Wait, that's not entirely true. Because of Chance's shopping needs, I ended up in two stores I previously never be caught dead in. The first was "Limited Too," a kid's offshoot of "Limited," a clothing chain. For popular, skinny model-type women. Limited Too is how I think Barbie (as in the doll, not the renowned SS interrogator and torturer) would design a store if her only direction were to, "Tone down the pink a tad." The second I walked in there with her (and before Chance gets mad, she was looking for a gift for her girly sister, and NOT anything for herself), I felt like I was on some foreign planet to which I was NOT welcome. Not that anyone even gave me the evil eye, no, but I felt entirely out of place and very uncomfortable. They had thongs. For kids. [shudders] EEUUGHHH!!! I mean, yes, I had heard about them, but there they were, complete with some picture of a lip-glossed pre-teen wearing stretch hip-huggers, with a purse tossed over her shoulder, looking back at the camera with a carefree look, as if to say, "I may be 11, but at least I don't have panty lines!" If I was Catholic, I would have crossed myself right then and there. Evil. Evil evil evil. For some reason I had to point this out to someone, so I mentioned it under my teeth to Chance and CR, and Chance nodded like, "Yah. That's disgusting." CR, who sadly didn't catch on as quickly, tried to build on my comment with a slightly too-loud, "And look, they have bras! What kid wears a bra??" Chance's face dropped to the floor. I said, "Uh... any girl who doesn't want her classmates to know how cold she is." Chance snickered. What a weird moment.

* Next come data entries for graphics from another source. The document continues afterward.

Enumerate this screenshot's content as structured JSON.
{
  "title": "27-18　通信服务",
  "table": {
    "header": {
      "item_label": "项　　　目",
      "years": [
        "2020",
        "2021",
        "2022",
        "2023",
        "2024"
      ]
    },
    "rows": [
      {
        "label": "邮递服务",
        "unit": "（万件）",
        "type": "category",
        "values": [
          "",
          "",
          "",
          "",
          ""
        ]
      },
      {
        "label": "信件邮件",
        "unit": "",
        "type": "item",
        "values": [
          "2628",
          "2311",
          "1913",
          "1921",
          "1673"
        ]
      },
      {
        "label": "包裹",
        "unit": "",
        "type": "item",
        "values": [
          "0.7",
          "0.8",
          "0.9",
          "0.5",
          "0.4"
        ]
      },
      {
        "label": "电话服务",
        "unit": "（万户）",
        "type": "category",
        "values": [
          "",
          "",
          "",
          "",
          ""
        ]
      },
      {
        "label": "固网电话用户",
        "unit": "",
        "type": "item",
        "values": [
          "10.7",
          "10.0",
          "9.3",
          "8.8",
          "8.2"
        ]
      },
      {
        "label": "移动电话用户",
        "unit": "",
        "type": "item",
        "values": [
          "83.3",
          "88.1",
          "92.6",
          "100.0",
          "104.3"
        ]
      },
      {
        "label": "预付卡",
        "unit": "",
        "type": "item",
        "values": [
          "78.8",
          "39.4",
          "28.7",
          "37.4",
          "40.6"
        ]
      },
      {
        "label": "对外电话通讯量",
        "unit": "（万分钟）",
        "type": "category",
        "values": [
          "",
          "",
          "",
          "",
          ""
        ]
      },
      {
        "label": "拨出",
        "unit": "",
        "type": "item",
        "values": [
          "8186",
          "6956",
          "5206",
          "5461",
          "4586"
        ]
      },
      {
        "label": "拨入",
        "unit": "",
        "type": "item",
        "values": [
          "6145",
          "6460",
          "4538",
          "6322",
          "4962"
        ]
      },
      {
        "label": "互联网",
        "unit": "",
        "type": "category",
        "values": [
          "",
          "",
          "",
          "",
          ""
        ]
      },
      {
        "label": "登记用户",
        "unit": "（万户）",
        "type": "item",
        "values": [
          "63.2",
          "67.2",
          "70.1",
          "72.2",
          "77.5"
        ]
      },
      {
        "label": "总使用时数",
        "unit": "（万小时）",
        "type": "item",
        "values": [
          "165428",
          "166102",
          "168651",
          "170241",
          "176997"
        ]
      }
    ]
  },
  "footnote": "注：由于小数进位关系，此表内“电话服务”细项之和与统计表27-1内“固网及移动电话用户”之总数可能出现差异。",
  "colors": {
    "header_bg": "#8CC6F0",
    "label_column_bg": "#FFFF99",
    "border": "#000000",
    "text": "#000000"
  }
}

Oh and the second place was a "Redskins NFL" store (local football team), but I am just not a sports fan, that's all.
After the mall, we watched "Harry Potter and the Prisoner of Azkiban." Then her parents came, stayed a bit, and then left. I went back to sleep.
3. At the mall, I cashed in 3 gift cards I had been holding onto for Borders/Waldenbooks. I so rarely get to one, and I get gift cards to the chain all the time. I bought two huge books, one was a treasury of National Lampoon photos and weird news clippings, and another was a Monty Python Autobiography by the Monty Python members themselves. I also got an Amazon.com certificate for my birthday, and so I got a copy of "The Annotated Alice," a strange work that's been out for a while, but I just found out about. It's the Alice in Wonderland books, with running sideline commentary about the history behind various passages, including political jibes, character inspirations, and other stuff about Dodgeson's life. The other book was, "Just a Geek," by blogger Wil Wheaton, who writes about some of the things that impacted his life. I also got 4 new shirts, 2 for work, 2 for play, from Land's End.
4. I can't go into this, but have you ever asked a friend, whom you have known for years, what was wrong, only to find a vein of hidden untapped anger that boils forth in a foam of disgust and despair? And you are left in shock going, "OMG... your life is like that? Holy God. Holy dear god!" Yeah.
5. Someone else, whom I like and have for... over a decade, called me their best friend. I was totally shocked by this, and sadly, the first though was how unworthy I was. Which went badly, because he assumed by pause and frustration was a rejection of some kind. This has been cleared (I hope), but when someone says that to me, I take that very seriously. Boy, is he gonna regret this! Tell them, Neal, what hell you have gone through! Tell him how I got you in trouble in sixth grade!